Off the beaten track
Off the beaten track

Very strange shows in quite unusual places: that is the hallmark of fringes around the world and Fringe World 2013 is no exception.

A cross-dressing safari hunt in a North Perth backyard, a decadent rock star's afterparty in a Perth hotel room, a spin-the-bottle night of BYO erotic tales in a pop-up theatre and a candlelight cabaret in St George's Cathedral are among the more off-beat offerings at this year's fringe.

A scan through the voluminous Fringe World program reveals the return of the flannelette foolery of Bogan Bingo at Rosie O'Grady's and the three-course mayhem of Faulty Towers: the Dining Experience at Rigby's Bar and Bistro. Conspicuous consumption also is on the menu in The Tea(se) Party, a decadent high tea with scrumptious food and burlesque performers in the De Parel Spiegeltent. And in Geoffrey J Fowler's The History of Drinking, a barman mixes up a cocktail of drinks, history and stories customised for each audience member.

Time is of the essence for two shows at opposite ends of the temporal spectrum.
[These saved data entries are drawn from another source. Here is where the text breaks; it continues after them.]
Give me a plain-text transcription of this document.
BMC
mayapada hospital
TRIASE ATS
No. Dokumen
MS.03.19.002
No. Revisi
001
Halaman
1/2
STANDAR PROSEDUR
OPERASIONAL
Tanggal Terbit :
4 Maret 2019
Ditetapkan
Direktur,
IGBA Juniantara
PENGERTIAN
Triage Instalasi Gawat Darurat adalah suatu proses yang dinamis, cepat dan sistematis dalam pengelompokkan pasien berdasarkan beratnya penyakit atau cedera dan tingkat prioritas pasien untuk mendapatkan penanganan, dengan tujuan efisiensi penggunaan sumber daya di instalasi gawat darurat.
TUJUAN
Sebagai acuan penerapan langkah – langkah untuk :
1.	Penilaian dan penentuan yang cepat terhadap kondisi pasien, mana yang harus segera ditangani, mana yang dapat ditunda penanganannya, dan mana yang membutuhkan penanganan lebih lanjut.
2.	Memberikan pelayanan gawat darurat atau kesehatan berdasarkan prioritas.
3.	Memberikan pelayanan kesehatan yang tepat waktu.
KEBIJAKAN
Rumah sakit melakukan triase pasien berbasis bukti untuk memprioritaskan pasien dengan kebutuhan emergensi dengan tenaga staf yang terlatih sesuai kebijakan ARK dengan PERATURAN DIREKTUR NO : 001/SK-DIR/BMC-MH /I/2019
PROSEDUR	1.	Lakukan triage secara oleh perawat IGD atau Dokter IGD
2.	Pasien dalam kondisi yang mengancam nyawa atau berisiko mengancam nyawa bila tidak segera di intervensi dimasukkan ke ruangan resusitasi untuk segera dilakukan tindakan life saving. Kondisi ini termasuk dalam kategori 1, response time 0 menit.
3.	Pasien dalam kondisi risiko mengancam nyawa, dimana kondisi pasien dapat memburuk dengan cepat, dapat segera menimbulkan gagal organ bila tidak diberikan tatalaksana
In the 24-Hour Improv Festival at Mt Lawley's pop-up Noodle Palace, actors, musicians and comics take to the stage around the clock while, in 600 Seconds, performers have just 10 minutes each to make an impression on their fickle audiences in the tiny Blue Room theatre.

Some other quirky events include the Public Space promenade performance around the Perth Cultural Centre, the Death by Soprano famous operatic death scenes at the Noodle Palace, the Folklahoma micro-folk festival at Clancy's Fremantle and the Duck Project auction of artistic wooden ducks at Heathcote.

Fringe World program producer Amber Hasler says shows like The Wives of Hemingway, Uta Uber Kool Ja, Spin the Bottle and Cathedral Candlelight Cabaret epitomise the broad church that is the fringe.

The Wives of Hemingway, by Zoe Pepper's Side Pony productions, will be playing at The Havana Special, a tiki-styled backyard turned into Ernest Hemingway's big-game jungle for the tale of angry former wives hunting down the hard-livin', hard-drinkin', hard-lovin' author.

"Having access to a really off-beat venue will add a new dimension," Hasler says. "It just adds a whole other new sensation to what you are seeing. It is really an amazing work they have created."

A hit at fringes elsewhere, the hotel-room show Uta Uber Kool Ja is immersive theatre at its best as an irrepressible washed-up diva throws a party for just 30 audience members, complete with bubbly wine for all, tales of misadventures, extreme mood swings and mandatory dancing in a guest room at the Riverview Hotel.

"She created this show for the Melbourne Fringe a few years ago and we saw it at the Adelaide Fringe and said 'You must bring it to Perth'," Hasler says. "It is heaps of fun. I would recommend it absolutely."

Hasler says the many mixed and varied venues enhance the personality of the festival.

"It is a really nice way to see some of the smaller, less performance-driven kind of things," she says. "It is a bit more engaging in terms of intimate, personal and interesting stories. People feel that this (Fringe World) is a platform for them to present their work when it doesn't necessarily fit in a traditional theatre environment or a little bar."